Nokia X2 for T-Mobile Review
In this continuing volatile world economy, which has yet to prove itself in stabilizing any time soon, people from all corners of the world are still fastening their belts very tightly when it comes down to their spending budget. With that in mind, Nokia aims to appease those who don’t quite have an unlimited disposable income with their messaging friendly Nokia X2. Rightfully so, this device sports a $79.99 price point on T-Mobile’s prepaid lineup, but just because they’re targeting this segment, does it mean that potential buyers will be greeted with an inferior product?
- Nokia X2
- Wall Charger
- Stereo Headset
- User Manual
- Terms & Conditions
Interestingly enough, the Nokia X2 exudes a design that’s favorable despite its affinity for being regarded as an entry-level device. From afar, it closely resembles some of the Finnish company’s more respected portrait QWERTY devices, like the E72, but upon holding it, we’re presented with a completely plastic device that’s normal sized (0.56” thick) and extremely lightweight (3.79 oz.). On the whole, we’re particularly content with its well-rounded construction that tastefully retains some of the elements employed by its higher-end counterparts, but of course, resorts to using lower quality materials instead.
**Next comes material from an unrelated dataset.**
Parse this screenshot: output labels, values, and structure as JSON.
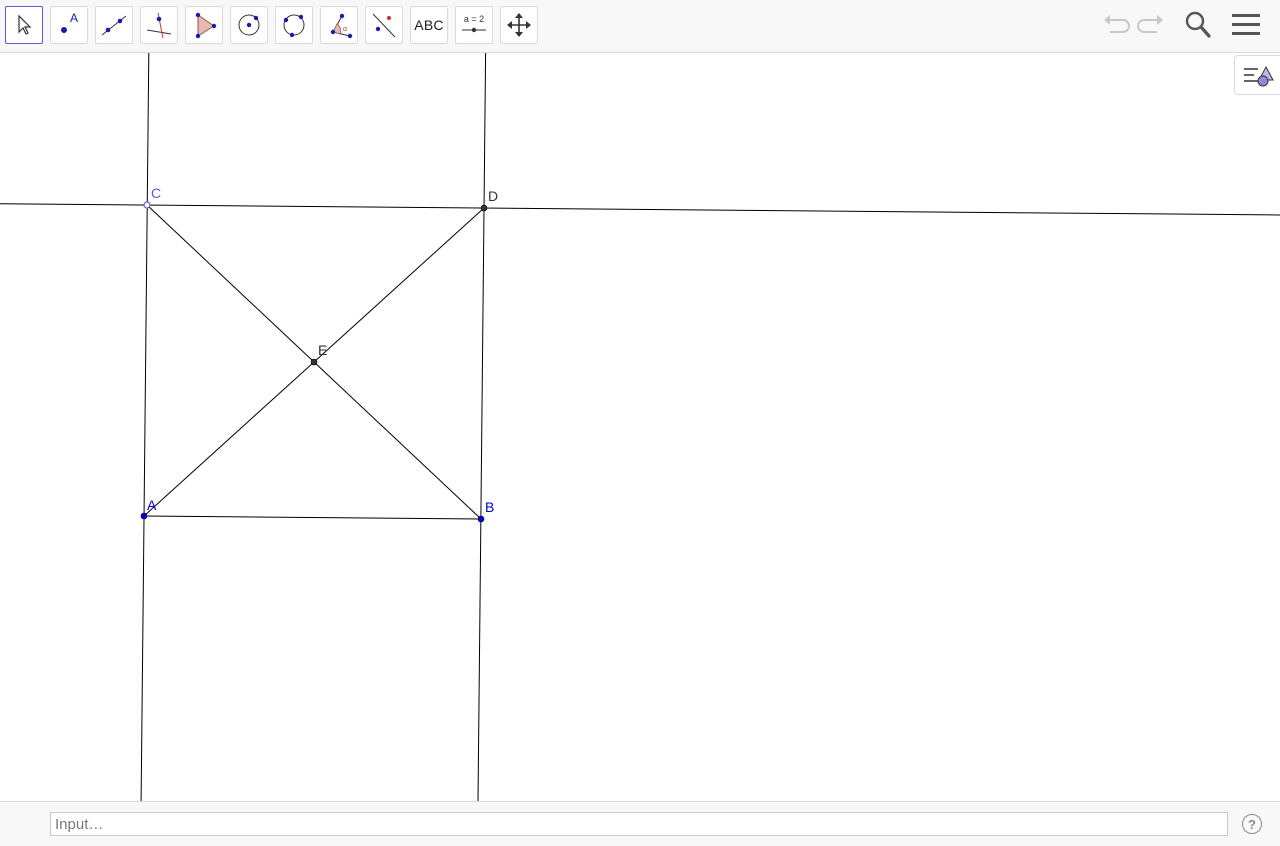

You can compare the Nokia X2 with many other phones using our Size Visualization Tool.
Notching down things just a little bit, the Nokia X2 boasts a low quality 2.4” QVGA (320 x 240) TFT display with support for 262k colors. Even though its size might seem proportionate, we’re not all that impressed with its bland color production and egregious viewing angles. Additionally, the display becomes blatantly difficult to view outdoors under the sun. Moreover, there is no option under the settings menu to modify its brightness output.
Beneath the display, there are some decently sized dedicated buttons, such as the soft, send, and end keys, which exhibit a clicky response when pressed down. Additionally, the directional pad is prominently placed squarely in the middle, and is comfortable enough to feel out with our thumbs.
And of course, it’s hard to miss its distinguishable 4-row portrait style keyboard that’s probably the centerpiece of the entire device. Buttons might look deceptively small and crunched up against one another, but since they’re rounded towards the middle, they provide an exceptionally solid tactile response when pressed. Overall, we soon found ourselves quickly speed typing away without much falter in accuracy – thus strengthening its position of being a suitable messaging phone.
Strangely, the X2 omits a dedicated volume rocker and relies on the d-pad to act as one when you’re either on a phone call or playing audio. On the left side, we find the microUSB and microSD card slot hidden behind a difficult to remove plastic cover. Although we initially thought that the microUSB port would supply power, it in fact does not – and requires you to charge via the proprietary port on the top side of the handset. Furthermore, the top edge is also home to the handset’s 3.5mm headset jack.
Turning things around, the paltry 0.3-megapixel camera is located towards the top with the notches for the speakerphone next to it. Removing the plastic cover is easily accomplished by prying it off from the bottom edge – thus giving you access to its battery and SIM card slot.